The success of this first project led McAlpine and his collaborators to tackle another project, this time combining these 3D-printed biochemical capsules with 3D-bioprinted tumor cells. Co-senior author Angela Panoskaltsis-Mortari, Ph.D., vice president of research and professor in the Department of Pediatrics at UMN, said, “Blood vessels help cancer cells migrate to other sites in the body, a process called metastasis, which complicates treatment strategies. I believe our model has the key components to push the boundaries of in vitro cancer research.”
Three-dimensional bioprinting technology was used to precisely place melanoma or lung cancer cells, normal cells, and blood vessel-like structures on the lab plate based on their normal functions. Additionally, hydrogels contain cores filled with chemicals to guide cancer cell migration or blood vessel growth, as well as an encapsulating outer layer composed of gold nanorods. The gold nanorods are activated by a laser that heats the nanorod causing it to break down the hydrogel core and release its contents. This creates a chemical gradient that guides specific cell growth. Fluorescence imaging allows researchers to visualize these cancer cells migrating through the blood vessels built after their release.
“All of these features give us the ability to have 4D control, that is, control of both space and time,” McAlpine emphasized. “Cells and capsules are precisely printed at biologically relevant sites and chemical reservoirs drive movement upon triggered release. This is a dynamic 3D tissue engineering system that provides the user with control over the diffusion process at some point after the printing process.” In 2D drug testing systems, cells lie flat on a surface, completely exposed and vulnerable to an anti-cancer drug on one side and protected by the dish on the other. In this new model, the drug diffuses through the 3D system before reaching its intended target, cancer cells.

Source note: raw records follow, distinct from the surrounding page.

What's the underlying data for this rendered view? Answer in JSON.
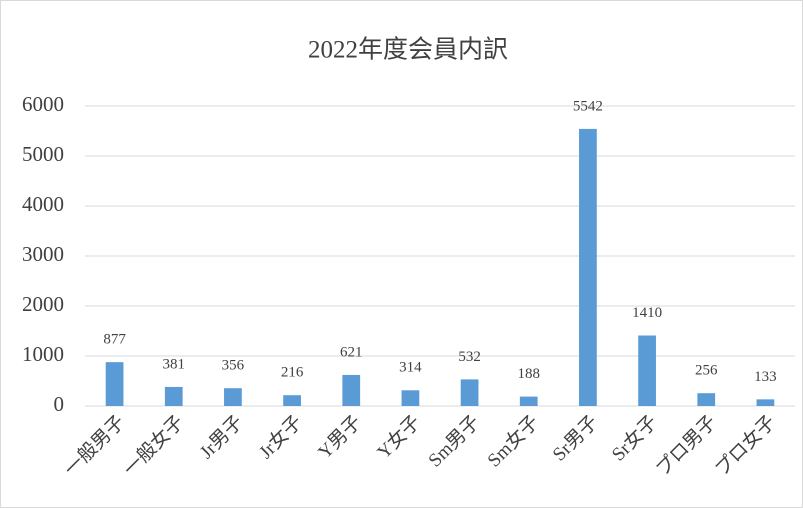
{
  "chart_data": {
    "type": "bar",
    "title": "2022年度会員内訳",
    "categories": [
      "一般男子",
      "一般女子",
      "Jr男子",
      "Jr女子",
      "Y男子",
      "Y女子",
      "Sm男子",
      "Sm女子",
      "Sr男子",
      "Sr女子",
      "プロ男子",
      "プロ女子"
    ],
    "values": [
      877,
      381,
      356,
      216,
      621,
      314,
      532,
      188,
      5542,
      1410,
      256,
      133
    ],
    "color": "#5b9bd5",
    "ylim": [
      0,
      6000
    ],
    "yticks": [
      0,
      1000,
      2000,
      3000,
      4000,
      5000,
      6000
    ],
    "grid": true
  }
}
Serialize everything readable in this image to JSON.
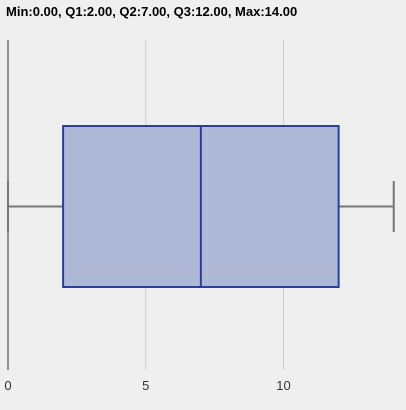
{
  "title": "Min:0.00, Q1:2.00, Q2:7.00, Q3:12.00, Max:14.00",
  "colors": {
    "background": "#efefef",
    "box_fill": "#b0b8d8",
    "box_stroke": "#2a3f9a",
    "whisker": "#777777",
    "grid": "#cccccc",
    "axis": "#333333"
  },
  "chart_data": {
    "type": "boxplot",
    "orientation": "horizontal",
    "min": 0,
    "q1": 2,
    "median": 7,
    "q3": 12,
    "max": 14,
    "xlim": [
      0,
      14.3
    ],
    "xticks": [
      0,
      5,
      10
    ],
    "tick_labels": [
      "0",
      "5",
      "10"
    ],
    "grid": true
  }
}
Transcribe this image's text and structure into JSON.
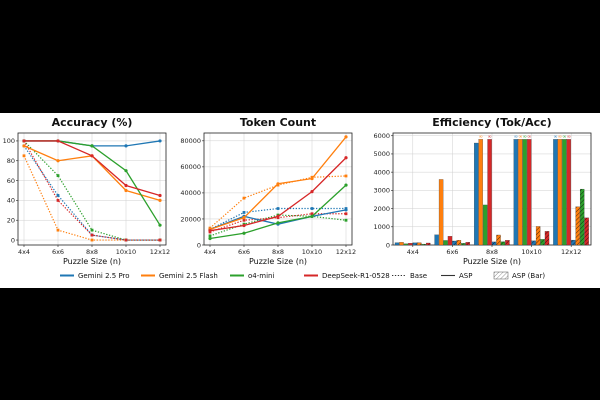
{
  "colors": {
    "gemini_pro": "#1f77b4",
    "gemini_flash": "#ff7f0e",
    "o4_mini": "#2ca02c",
    "deepseek": "#d62728"
  },
  "legend": [
    {
      "label": "Gemini 2.5 Pro",
      "color": "#1f77b4",
      "kind": "line"
    },
    {
      "label": "Gemini 2.5 Flash",
      "color": "#ff7f0e",
      "kind": "line"
    },
    {
      "label": "o4-mini",
      "color": "#2ca02c",
      "kind": "line"
    },
    {
      "label": "DeepSeek-R1-0528",
      "color": "#d62728",
      "kind": "line"
    },
    {
      "label": "Base",
      "color": "#333333",
      "kind": "dotted"
    },
    {
      "label": "ASP",
      "color": "#333333",
      "kind": "solid"
    },
    {
      "label": "ASP (Bar)",
      "color": "#888888",
      "kind": "hatch"
    }
  ],
  "chart_data": [
    {
      "type": "line",
      "title": "Accuracy (%)",
      "xlabel": "Puzzle Size (n)",
      "ylabel": "",
      "categories": [
        "4x4",
        "6x6",
        "8x8",
        "10x10",
        "12x12"
      ],
      "ylim": [
        -5,
        108
      ],
      "yticks": [
        0,
        20,
        40,
        60,
        80,
        100
      ],
      "grid": true,
      "series": [
        {
          "name": "Gemini 2.5 Pro ASP",
          "model": "gemini_pro",
          "style": "solid",
          "values": [
            100,
            100,
            95,
            95,
            100
          ]
        },
        {
          "name": "Gemini 2.5 Flash ASP",
          "model": "gemini_flash",
          "style": "solid",
          "values": [
            95,
            80,
            85,
            50,
            40
          ]
        },
        {
          "name": "o4-mini ASP",
          "model": "o4_mini",
          "style": "solid",
          "values": [
            100,
            100,
            95,
            70,
            15
          ]
        },
        {
          "name": "DeepSeek-R1-0528 ASP",
          "model": "deepseek",
          "style": "solid",
          "values": [
            100,
            100,
            85,
            55,
            45
          ]
        },
        {
          "name": "Gemini 2.5 Pro Base",
          "model": "gemini_pro",
          "style": "dotted",
          "values": [
            95,
            45,
            5,
            0,
            0
          ]
        },
        {
          "name": "Gemini 2.5 Flash Base",
          "model": "gemini_flash",
          "style": "dotted",
          "values": [
            85,
            10,
            0,
            0,
            0
          ]
        },
        {
          "name": "o4-mini Base",
          "model": "o4_mini",
          "style": "dotted",
          "values": [
            100,
            65,
            10,
            0,
            0
          ]
        },
        {
          "name": "DeepSeek-R1-0528 Base",
          "model": "deepseek",
          "style": "dotted",
          "values": [
            100,
            40,
            5,
            0,
            0
          ]
        }
      ]
    },
    {
      "type": "line",
      "title": "Token Count",
      "xlabel": "Puzzle Size (n)",
      "ylabel": "",
      "categories": [
        "4x4",
        "6x6",
        "8x8",
        "10x10",
        "12x12"
      ],
      "ylim": [
        0,
        86000
      ],
      "yticks": [
        0,
        20000,
        40000,
        60000,
        80000
      ],
      "grid": true,
      "series": [
        {
          "name": "Gemini 2.5 Pro ASP",
          "model": "gemini_pro",
          "style": "solid",
          "values": [
            12000,
            22000,
            16000,
            22000,
            27000
          ]
        },
        {
          "name": "Gemini 2.5 Flash ASP",
          "model": "gemini_flash",
          "style": "solid",
          "values": [
            12000,
            21000,
            47000,
            51000,
            83000
          ]
        },
        {
          "name": "o4-mini ASP",
          "model": "o4_mini",
          "style": "solid",
          "values": [
            5000,
            9000,
            17000,
            22000,
            46000
          ]
        },
        {
          "name": "DeepSeek-R1-0528 ASP",
          "model": "deepseek",
          "style": "solid",
          "values": [
            11000,
            15000,
            22000,
            41000,
            67000
          ]
        },
        {
          "name": "Gemini 2.5 Pro Base",
          "model": "gemini_pro",
          "style": "dotted",
          "values": [
            12000,
            25000,
            28000,
            28000,
            28000
          ]
        },
        {
          "name": "Gemini 2.5 Flash Base",
          "model": "gemini_flash",
          "style": "dotted",
          "values": [
            13000,
            36000,
            46000,
            52000,
            53000
          ]
        },
        {
          "name": "o4-mini Base",
          "model": "o4_mini",
          "style": "dotted",
          "values": [
            7000,
            16000,
            23000,
            22000,
            19000
          ]
        },
        {
          "name": "DeepSeek-R1-0528 Base",
          "model": "deepseek",
          "style": "dotted",
          "values": [
            10000,
            19000,
            21000,
            24000,
            24000
          ]
        }
      ]
    },
    {
      "type": "bar",
      "title": "Efficiency (Tok/Acc)",
      "xlabel": "Puzzle Size (n)",
      "ylabel": "",
      "categories": [
        "4x4",
        "6x6",
        "8x8",
        "10x10",
        "12x12"
      ],
      "ylim": [
        0,
        6150
      ],
      "yticks": [
        0,
        1000,
        2000,
        3000,
        4000,
        5000,
        6000
      ],
      "grid": true,
      "overflow_marker": "∞",
      "series": [
        {
          "name": "Gemini 2.5 Pro Base",
          "model": "gemini_pro",
          "hatch": false,
          "values": [
            130,
            560,
            5600,
            5800,
            5800
          ],
          "overflow": [
            false,
            false,
            false,
            true,
            true
          ]
        },
        {
          "name": "Gemini 2.5 Flash Base",
          "model": "gemini_flash",
          "hatch": false,
          "values": [
            150,
            3600,
            5800,
            5800,
            5800
          ],
          "overflow": [
            false,
            false,
            true,
            true,
            true
          ]
        },
        {
          "name": "o4-mini Base",
          "model": "o4_mini",
          "hatch": false,
          "values": [
            70,
            250,
            2200,
            5800,
            5800
          ],
          "overflow": [
            false,
            false,
            false,
            true,
            true
          ]
        },
        {
          "name": "DeepSeek-R1-0528 Base",
          "model": "deepseek",
          "hatch": false,
          "values": [
            100,
            480,
            5800,
            5800,
            5800
          ],
          "overflow": [
            false,
            false,
            true,
            true,
            true
          ]
        },
        {
          "name": "Gemini 2.5 Pro ASP",
          "model": "gemini_pro",
          "hatch": true,
          "values": [
            120,
            220,
            170,
            230,
            270
          ],
          "overflow": [
            false,
            false,
            false,
            false,
            false
          ]
        },
        {
          "name": "Gemini 2.5 Flash ASP",
          "model": "gemini_flash",
          "hatch": true,
          "values": [
            130,
            260,
            550,
            1020,
            2100
          ],
          "overflow": [
            false,
            false,
            false,
            false,
            false
          ]
        },
        {
          "name": "o4-mini ASP",
          "model": "o4_mini",
          "hatch": true,
          "values": [
            50,
            90,
            180,
            310,
            3070
          ],
          "overflow": [
            false,
            false,
            false,
            false,
            false
          ]
        },
        {
          "name": "DeepSeek-R1-0528 ASP",
          "model": "deepseek",
          "hatch": true,
          "values": [
            110,
            150,
            260,
            750,
            1490
          ],
          "overflow": [
            false,
            false,
            false,
            false,
            false
          ]
        }
      ]
    }
  ]
}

Results from the UMN study, published in Advanced Materials, found that in the 3D bioprinted model, drugs take longer to kill fewer cells than previous studies have shown, but the results likely offer a more accurate representation of the body’s processes than 2D drug-screening platforms. The published study also demonstrated that immunotoxins can effectively kill cancer cells using this model as a proof of concept.
Panoskaltsis-Mortari explained: “Other 3D models are not perfusable in the same way. We have created a system where we can collect the cells that have self-selected to enter the blood vessel and become metastatic.” Researchers believe that collecting these cells in this model can help them better understand how cancer spreads and how to formulate better treatments.

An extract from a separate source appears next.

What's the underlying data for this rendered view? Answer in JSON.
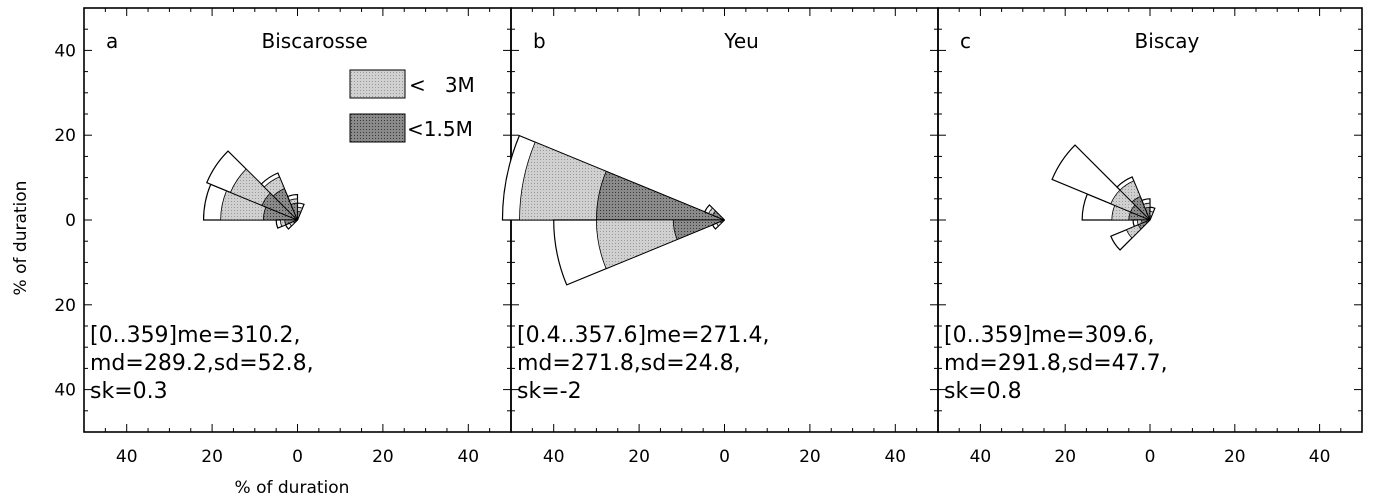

Discussing the manufacturing potential, McAlpine says it is a scalable process because only one bioprinter is needed to print multiple cell types in addition to the hydrogel, biochemical capsules, and gold nanorods. Panoskaltsis-Mortari added: “Since the 3D models are bioprinted, it is a very robust and reproducible process and can be used to quickly perform thousands of tests.”

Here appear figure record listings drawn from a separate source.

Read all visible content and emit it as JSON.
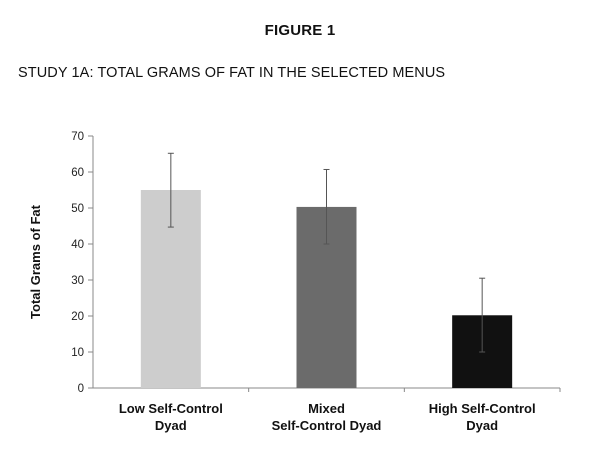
{
  "figure_label": "FIGURE 1",
  "figure_title": "STUDY 1A: TOTAL GRAMS OF FAT IN THE SELECTED MENUS",
  "chart_data": {
    "type": "bar",
    "title": "",
    "xlabel": "",
    "ylabel": "Total Grams of Fat",
    "ylim": [
      0,
      70
    ],
    "yticks": [
      "0",
      "10",
      "20",
      "30",
      "40",
      "50",
      "60",
      "70"
    ],
    "categories": [
      [
        "Low Self-Control",
        "Dyad"
      ],
      [
        "Mixed",
        "Self-Control Dyad"
      ],
      [
        "High Self-Control",
        "Dyad"
      ]
    ],
    "values": [
      55,
      50.3,
      20.2
    ],
    "error_upper": [
      65.2,
      60.7,
      30.5
    ],
    "error_lower": [
      44.7,
      40,
      10
    ],
    "bar_colors": [
      "#cdcdcd",
      "#6b6b6b",
      "#111111"
    ],
    "grid": false
  }
}
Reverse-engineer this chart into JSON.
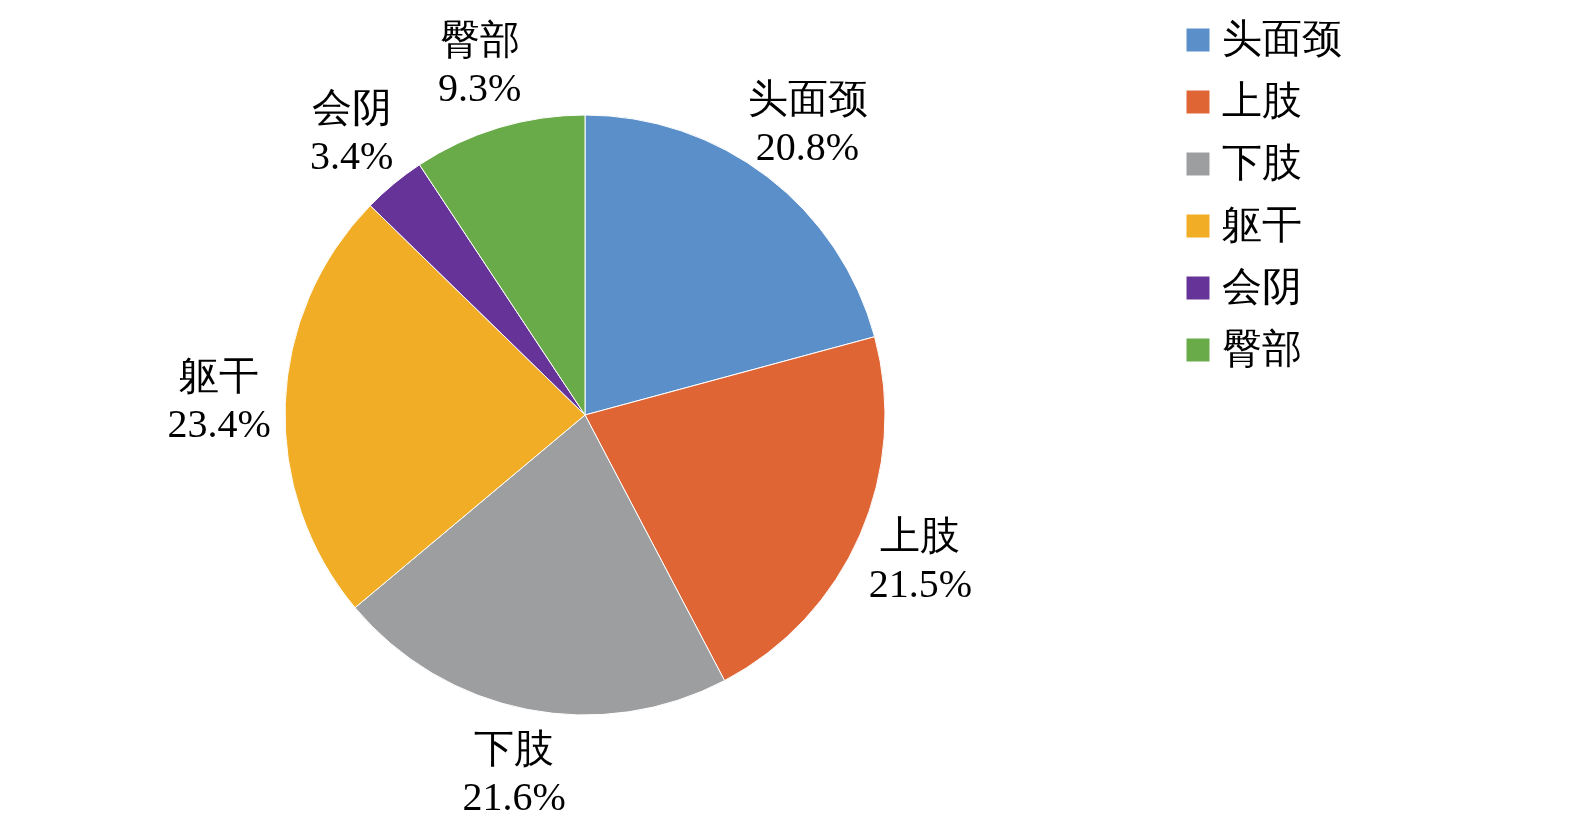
{
  "chart_data": {
    "type": "pie",
    "categories": [
      "头面颈",
      "上肢",
      "下肢",
      "躯干",
      "会阴",
      "臀部"
    ],
    "values": [
      20.8,
      21.5,
      21.6,
      23.4,
      3.4,
      9.3
    ],
    "colors": [
      "#5b8fc9",
      "#e06535",
      "#9d9ea0",
      "#f0ad25",
      "#663399",
      "#69ab48"
    ],
    "value_labels": [
      "20.8%",
      "21.5%",
      "21.6%",
      "23.4%",
      "3.4%",
      "9.3%"
    ],
    "legend": "right"
  }
}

“As a program director, I want to support research projects that continue to evolve. The evolution of the McAlpine lab’s 3D bioprinting technology is a great example of how many NIBIB-funded technologies have numerous applications,” Selimovic said enthusiastically. In the future, Panoskaltsis-Mortari and McAlpine plan to develop other models besides melanoma and lung cancer. Additionally, they will begin to incorporate components of the immune system into their 3D models.
The work was supported by grants from NIBIB (R21EB022830 and DP2EB020537), a seed grant from the Institute of Engineering in Medicine at the University of Minnesota, and a Pilot Project award from the University of Minnesota Prostate and Urologic Cancer Translational Working Group.
3D bioprinted in vitro metastatic models by reconstructing tumor microenvironments. Fanben Meng, Carolyn M. Meyer, Daeha Joung, Daniel A. Vallera, Michael C. McAlpine, and Angela Panoskaltsis-Mortari. Advanced materials. 31, 1806899 2019.